Alman gazetesi ''Türkiye ile İsveç ve Finlandiya arasındaki sorunların çözüldüğünü,'' yazıyor. ''Finlandiya ve İsveç'in NATO’ya katılmasının önündeki engellerin kalktığını'' ifade ediyor.
Rusya'nın, Ukrayna’yı işgali ile başlayan, Rus korkusu, iki devleti çare aramaya itmişti. NATO’ya katılmayı çare olarak gördüler. Ancak, terörizme destek olmaları yüzünden, Türkiye karşı çıkıyordu.
Uluslararası hukuka dayanan haklı gerekçelerimiz var. Son NATO Zirvesinde, İsveç ve Finlandiya ''Teröre destek vermeyeceklerini, mevcutların da ülkelerinden çıkaracaklarını'' taahhüt ettiler. Şimdilik kaydıyla, Türkiye bu taahhüte olumlu bakıyor.
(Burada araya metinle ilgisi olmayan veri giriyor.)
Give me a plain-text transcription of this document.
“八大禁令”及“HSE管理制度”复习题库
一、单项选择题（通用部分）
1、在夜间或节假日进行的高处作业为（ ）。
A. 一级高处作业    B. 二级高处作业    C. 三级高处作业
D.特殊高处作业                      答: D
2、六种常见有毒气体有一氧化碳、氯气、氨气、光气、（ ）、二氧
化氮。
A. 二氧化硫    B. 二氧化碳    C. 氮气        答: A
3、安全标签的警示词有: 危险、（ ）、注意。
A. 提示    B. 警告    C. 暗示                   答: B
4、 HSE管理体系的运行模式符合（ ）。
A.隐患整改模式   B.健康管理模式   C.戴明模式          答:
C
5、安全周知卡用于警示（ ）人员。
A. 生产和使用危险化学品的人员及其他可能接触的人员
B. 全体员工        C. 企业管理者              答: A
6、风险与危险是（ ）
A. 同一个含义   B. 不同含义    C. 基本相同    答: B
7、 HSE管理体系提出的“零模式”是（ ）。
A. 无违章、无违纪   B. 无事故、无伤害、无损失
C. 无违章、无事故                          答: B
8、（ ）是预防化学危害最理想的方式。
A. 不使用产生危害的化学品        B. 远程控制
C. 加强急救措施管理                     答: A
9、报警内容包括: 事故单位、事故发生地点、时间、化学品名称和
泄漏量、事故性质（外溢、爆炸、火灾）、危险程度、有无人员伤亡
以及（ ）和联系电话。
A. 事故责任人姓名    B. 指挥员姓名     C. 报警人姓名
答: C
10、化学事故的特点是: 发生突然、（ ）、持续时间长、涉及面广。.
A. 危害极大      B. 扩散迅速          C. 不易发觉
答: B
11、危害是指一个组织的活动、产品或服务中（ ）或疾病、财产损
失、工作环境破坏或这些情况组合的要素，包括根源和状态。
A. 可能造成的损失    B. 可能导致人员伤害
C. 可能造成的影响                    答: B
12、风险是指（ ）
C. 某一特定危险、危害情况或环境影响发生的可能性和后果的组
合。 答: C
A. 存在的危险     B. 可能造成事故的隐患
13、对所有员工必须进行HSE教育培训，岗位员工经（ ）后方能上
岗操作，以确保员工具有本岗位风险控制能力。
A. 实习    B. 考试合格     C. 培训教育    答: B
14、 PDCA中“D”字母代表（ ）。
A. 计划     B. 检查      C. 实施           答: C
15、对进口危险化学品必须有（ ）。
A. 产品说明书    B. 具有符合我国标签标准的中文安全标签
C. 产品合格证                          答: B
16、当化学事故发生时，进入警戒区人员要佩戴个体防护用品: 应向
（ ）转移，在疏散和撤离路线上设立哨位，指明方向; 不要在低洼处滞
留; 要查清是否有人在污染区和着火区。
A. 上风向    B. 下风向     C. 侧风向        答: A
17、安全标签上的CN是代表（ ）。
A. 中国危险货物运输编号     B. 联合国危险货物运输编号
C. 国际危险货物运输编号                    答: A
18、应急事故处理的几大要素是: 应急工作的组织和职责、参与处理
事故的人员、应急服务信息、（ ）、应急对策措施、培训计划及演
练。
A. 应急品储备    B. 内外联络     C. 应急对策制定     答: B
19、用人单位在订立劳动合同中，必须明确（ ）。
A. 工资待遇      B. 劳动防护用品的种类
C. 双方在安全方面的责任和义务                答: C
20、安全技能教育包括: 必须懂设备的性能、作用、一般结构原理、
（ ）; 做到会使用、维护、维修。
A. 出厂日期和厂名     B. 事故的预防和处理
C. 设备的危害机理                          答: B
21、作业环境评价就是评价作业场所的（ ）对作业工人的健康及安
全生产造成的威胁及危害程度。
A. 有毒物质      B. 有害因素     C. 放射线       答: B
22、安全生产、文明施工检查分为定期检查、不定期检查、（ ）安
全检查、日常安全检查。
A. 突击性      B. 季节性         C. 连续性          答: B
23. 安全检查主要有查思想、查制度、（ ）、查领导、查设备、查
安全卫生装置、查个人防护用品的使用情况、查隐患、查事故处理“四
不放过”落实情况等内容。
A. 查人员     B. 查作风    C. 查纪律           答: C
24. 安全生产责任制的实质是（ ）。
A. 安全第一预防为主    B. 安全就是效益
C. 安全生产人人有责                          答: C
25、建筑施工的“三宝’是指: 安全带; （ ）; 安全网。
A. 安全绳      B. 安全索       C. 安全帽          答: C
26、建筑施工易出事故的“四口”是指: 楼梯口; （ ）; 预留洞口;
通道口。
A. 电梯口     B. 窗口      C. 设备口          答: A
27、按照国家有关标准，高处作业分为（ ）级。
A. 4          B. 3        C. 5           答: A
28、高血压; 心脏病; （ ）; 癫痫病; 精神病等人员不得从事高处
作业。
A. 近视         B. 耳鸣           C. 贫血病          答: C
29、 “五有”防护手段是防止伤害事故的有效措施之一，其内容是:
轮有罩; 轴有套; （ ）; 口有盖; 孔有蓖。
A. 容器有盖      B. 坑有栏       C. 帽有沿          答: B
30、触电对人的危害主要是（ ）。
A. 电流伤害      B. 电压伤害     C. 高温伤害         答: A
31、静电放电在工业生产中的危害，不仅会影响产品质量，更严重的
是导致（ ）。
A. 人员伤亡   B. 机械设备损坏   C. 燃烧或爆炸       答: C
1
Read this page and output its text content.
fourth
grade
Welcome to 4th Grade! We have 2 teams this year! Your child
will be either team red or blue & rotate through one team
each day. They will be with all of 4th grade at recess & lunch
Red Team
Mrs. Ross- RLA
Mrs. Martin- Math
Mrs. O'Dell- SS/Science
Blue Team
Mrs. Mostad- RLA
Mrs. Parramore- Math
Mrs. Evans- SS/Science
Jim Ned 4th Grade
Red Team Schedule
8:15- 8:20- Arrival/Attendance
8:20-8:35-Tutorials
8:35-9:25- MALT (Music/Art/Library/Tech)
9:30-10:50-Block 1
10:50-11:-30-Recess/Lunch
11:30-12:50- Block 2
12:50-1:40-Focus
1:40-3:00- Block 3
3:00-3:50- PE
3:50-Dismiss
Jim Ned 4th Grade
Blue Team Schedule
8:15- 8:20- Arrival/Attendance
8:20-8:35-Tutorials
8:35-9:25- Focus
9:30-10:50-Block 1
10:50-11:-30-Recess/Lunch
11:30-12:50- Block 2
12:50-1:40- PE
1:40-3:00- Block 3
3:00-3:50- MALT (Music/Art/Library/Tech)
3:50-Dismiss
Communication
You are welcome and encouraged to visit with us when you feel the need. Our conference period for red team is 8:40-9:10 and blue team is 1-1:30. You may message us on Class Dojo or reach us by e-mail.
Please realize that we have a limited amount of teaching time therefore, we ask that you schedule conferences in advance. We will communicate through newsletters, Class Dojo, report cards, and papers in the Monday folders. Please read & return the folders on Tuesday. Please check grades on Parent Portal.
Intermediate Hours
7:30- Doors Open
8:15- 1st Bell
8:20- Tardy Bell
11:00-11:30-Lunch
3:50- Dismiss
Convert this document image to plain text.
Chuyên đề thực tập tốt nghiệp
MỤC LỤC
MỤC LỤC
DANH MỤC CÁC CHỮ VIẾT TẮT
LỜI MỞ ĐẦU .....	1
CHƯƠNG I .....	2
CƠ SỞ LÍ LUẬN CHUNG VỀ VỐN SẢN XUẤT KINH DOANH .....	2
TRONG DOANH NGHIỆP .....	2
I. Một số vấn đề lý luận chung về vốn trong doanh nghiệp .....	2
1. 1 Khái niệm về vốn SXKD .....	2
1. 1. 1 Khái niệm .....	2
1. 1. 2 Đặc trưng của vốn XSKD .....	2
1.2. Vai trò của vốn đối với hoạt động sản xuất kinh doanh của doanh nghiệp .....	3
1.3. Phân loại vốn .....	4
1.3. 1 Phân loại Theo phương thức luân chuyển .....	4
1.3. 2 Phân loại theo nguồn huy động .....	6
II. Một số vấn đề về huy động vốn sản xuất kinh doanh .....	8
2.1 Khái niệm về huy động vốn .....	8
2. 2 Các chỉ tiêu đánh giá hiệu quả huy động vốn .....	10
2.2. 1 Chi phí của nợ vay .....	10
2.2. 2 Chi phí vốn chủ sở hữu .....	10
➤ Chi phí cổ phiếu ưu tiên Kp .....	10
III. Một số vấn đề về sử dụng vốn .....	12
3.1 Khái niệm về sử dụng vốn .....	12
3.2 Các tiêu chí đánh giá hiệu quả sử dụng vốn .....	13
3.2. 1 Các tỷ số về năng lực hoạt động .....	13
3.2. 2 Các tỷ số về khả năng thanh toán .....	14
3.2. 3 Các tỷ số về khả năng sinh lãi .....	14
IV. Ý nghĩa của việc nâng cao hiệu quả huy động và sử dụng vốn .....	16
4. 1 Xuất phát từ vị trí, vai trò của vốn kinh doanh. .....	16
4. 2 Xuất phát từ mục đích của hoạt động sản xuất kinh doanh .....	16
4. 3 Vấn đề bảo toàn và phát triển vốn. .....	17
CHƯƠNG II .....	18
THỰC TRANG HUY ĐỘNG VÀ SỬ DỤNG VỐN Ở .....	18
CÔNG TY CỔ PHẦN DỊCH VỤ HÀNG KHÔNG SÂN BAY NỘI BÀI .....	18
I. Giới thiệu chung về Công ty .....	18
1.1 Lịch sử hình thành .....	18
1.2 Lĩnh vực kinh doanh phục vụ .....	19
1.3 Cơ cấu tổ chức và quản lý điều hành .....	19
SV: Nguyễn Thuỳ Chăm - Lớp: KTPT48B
Sorunun bu aşamaya gelmesinin ana nedeni Rusya’nın tutumudur. Baltık ülkeleri ''işgal korkusu'' yaşıyor. Rusya ''İsveç ve Finlandiya’nın NATO’ya katılması, onlara güvenli liman sağlamaz'' diyor. Türkiye’nin vetosunu pek umursamıyor.
Belli ki Rusya, Batı ile ilişkileri koparmış. Dünya savaşını göze alacak kadar gözünü karartmış. Baltık ülkeleri ve eski SSCB ülkelerini tekrar egemenliğine katmak istiyor.
NATO Zirvesinden önce, Rus Dış İşleri Bakanı Lavrov, Türkiye’yi ziyaret etmişti. Türkiye’nin, Suriye ile ilgili haklı talepleri vardı. Rusya'nın ''taleplerimizi kabul etmediği'' anlaşılıyor.
Uluslararası ilişkiler çıkar esasına dayanır. Vermez isen alamazsın. Rusya vermedi, alamıyor. Türkiye, karar vermek zorunda. Bu kararın, Rusya aleyhine olmasından başka seçeneği de kalmadı.
İsveç ve Finlandiya’nın NATO’ya katılmasına ''kapı aralanmasının gerisinde'' Rusya’nın taviz vermeyen tutumu yatıyor.